Predicting prime editing efficiency and product purity by deep learning

Affiliations

Predicting prime editing efficiency and product purity by deep learning

Nicolas Mathis et al. Nat Biotechnol. 2023 Aug.

Abstract

Prime editing is a versatile genome editing tool but requires experimental optimization of the prime editing guide RNA (pegRNA) to achieve high editing efficiency. Here we conducted a high-throughput screen to analyze prime editing outcomes of 92,423 pegRNAs on a highly diverse set of 13,349 human pathogenic mutations that include base substitutions, insertions and deletions. Based on this dataset, we identified sequence context features that influence prime editing and trained PRIDICT (prime editing guide prediction), an attention-based bidirectional recurrent neural network.

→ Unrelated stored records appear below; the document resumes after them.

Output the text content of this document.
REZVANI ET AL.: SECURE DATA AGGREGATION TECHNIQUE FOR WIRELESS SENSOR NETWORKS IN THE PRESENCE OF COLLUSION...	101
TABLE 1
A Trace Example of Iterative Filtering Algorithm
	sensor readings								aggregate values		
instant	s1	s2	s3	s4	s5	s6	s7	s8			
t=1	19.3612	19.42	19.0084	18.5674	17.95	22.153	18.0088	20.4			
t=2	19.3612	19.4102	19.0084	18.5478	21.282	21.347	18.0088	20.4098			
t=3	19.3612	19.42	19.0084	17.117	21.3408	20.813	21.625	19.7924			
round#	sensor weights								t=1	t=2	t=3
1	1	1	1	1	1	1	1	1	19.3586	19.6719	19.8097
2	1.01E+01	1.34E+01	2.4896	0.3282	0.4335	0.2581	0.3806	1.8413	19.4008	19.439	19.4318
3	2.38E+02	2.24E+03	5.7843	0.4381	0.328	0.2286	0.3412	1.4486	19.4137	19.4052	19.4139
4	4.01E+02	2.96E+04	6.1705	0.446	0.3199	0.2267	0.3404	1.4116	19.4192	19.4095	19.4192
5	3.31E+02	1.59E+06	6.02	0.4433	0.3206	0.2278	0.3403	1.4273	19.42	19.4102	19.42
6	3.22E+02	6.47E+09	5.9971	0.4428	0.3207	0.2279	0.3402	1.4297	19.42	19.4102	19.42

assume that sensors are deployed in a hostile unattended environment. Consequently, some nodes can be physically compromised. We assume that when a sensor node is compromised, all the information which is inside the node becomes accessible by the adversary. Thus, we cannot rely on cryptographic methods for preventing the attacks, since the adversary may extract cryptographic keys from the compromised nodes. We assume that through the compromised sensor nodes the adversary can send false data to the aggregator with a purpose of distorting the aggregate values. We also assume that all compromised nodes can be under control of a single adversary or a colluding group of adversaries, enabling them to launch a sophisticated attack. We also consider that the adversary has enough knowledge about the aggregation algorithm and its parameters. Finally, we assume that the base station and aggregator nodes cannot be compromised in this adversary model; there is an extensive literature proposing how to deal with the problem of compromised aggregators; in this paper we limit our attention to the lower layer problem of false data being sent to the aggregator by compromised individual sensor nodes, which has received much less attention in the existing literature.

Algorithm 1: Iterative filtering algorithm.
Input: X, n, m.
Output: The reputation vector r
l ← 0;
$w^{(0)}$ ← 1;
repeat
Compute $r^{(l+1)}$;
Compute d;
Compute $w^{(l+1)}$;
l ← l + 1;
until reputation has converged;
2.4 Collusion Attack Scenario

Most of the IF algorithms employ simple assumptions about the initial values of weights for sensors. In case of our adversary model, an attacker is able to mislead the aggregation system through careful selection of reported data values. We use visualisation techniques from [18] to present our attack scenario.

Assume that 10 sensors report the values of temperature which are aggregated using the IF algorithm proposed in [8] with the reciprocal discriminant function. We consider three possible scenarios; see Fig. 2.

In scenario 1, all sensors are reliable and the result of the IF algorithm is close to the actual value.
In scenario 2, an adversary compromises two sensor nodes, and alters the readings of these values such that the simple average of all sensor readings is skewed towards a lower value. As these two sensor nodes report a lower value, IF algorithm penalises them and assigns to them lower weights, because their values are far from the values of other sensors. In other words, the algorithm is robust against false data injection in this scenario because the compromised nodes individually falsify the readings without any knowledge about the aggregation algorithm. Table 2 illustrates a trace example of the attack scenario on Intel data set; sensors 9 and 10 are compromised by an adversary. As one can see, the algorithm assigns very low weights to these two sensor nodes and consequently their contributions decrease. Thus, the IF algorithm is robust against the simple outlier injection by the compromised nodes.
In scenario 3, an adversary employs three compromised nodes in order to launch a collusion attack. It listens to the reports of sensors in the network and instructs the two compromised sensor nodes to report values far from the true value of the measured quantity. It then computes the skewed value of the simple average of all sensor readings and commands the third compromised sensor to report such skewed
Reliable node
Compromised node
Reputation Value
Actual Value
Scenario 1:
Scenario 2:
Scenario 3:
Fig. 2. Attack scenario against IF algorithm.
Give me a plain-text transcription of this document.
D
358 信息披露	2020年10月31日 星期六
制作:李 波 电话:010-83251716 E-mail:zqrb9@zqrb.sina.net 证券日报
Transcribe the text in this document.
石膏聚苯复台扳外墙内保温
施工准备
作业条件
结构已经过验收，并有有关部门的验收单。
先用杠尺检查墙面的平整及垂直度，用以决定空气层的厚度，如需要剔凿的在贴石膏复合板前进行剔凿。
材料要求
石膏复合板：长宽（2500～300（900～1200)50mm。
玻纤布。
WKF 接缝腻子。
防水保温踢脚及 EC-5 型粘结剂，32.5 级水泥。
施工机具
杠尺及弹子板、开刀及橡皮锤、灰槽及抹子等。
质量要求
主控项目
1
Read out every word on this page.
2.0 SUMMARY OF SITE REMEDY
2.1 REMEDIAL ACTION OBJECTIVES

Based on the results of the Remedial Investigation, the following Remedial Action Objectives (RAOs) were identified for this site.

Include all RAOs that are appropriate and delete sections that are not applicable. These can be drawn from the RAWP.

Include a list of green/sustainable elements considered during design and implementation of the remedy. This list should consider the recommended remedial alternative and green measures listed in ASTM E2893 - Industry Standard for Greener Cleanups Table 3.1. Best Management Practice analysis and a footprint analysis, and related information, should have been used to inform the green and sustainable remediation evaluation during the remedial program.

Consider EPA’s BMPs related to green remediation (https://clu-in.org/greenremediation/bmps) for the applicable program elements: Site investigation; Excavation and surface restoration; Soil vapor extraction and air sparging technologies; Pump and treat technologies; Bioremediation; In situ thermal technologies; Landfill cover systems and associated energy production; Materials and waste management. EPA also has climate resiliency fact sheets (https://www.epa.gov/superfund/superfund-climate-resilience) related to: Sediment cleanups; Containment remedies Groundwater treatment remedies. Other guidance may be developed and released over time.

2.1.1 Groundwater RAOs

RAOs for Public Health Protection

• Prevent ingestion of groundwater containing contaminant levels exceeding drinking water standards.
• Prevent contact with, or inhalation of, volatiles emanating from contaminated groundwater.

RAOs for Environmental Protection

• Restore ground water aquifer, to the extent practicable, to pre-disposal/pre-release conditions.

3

PRIDICT reliably predicts editing rates for all small-sized genetic changes with a Spearman's R of 0.85 and 0.78 for intended and unintended edits, respectively. We validated PRIDICT on endogenous editing sites as well as an external dataset and showed that pegRNAs with high (>70) versus low (<70) PRIDICT scores showed substantially increased prime editing efficiencies in different cell types in vitro (12-fold) and in hepatocytes in vivo (tenfold), highlighting the value of PRIDICT for basic and for translational research applications.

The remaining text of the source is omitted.